Habistat: Thermostats & Heat Mats. The climate control Specialists


----------



## imitebmike (Jun 22, 2008)

Oh xD i THINK its a on/off stat which means it isnt really sauitable for lights

I THINK but wait for others to say otherwise xD


----------



## MudaThuka (Jun 28, 2011)

lol cool will do thanks for your help


----------



## thething84 (Apr 26, 2010)

whats is best is if you buy a Dimming thermostat for a incadescent bulb. Haqbistat make them aswell. 

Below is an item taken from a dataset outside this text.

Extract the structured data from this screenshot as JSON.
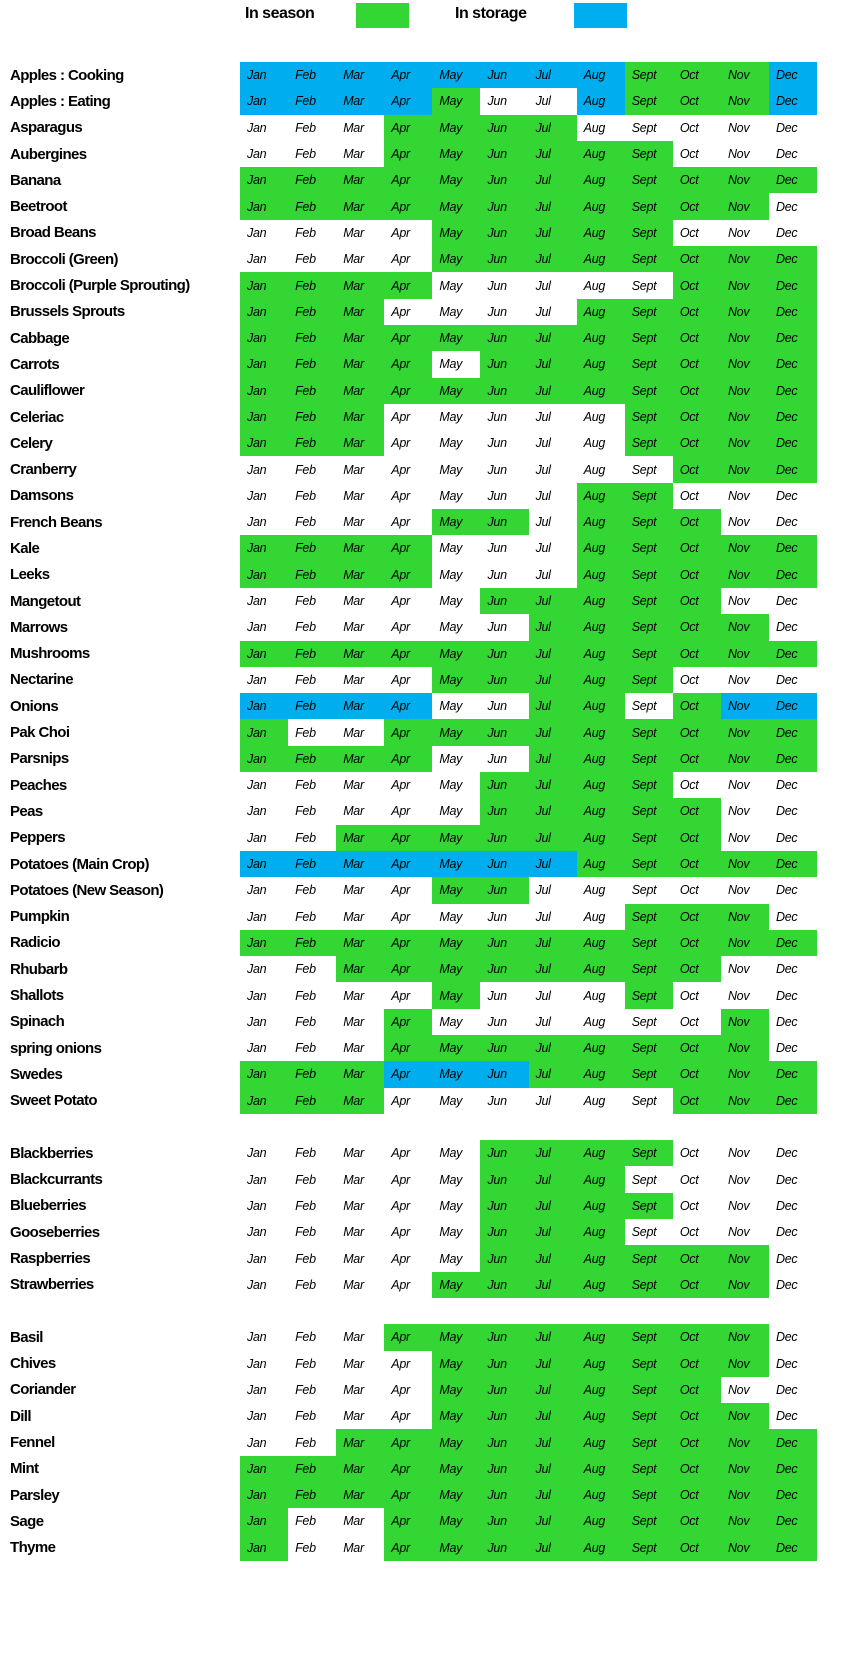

Habistat: Thermostats & Heat Mats. The climate control Specialists

this is the one you wanna get, Try surrey pet supplies. think they are cheapest unless you can pick on eup second hand


----------



## MudaThuka (Jun 28, 2011)

Ah nice one, will get one when I get paid, thank you very much


----------



## berbers (May 29, 2010)

thething84 said:


> whats is best is if you buy a Dimming thermostat for a incadescent bulb. Haqbistat make them aswell.
> 
> Habistat: Thermostats & Heat Mats. The climate control Specialists
> 
> this is the one you wanna get, Try surrey pet supplies. think they are cheapest unless you can pick on eup second hand


as above, definately need a dimming stat for light bulb. the one originally mentioned is best used on heat mats.


----------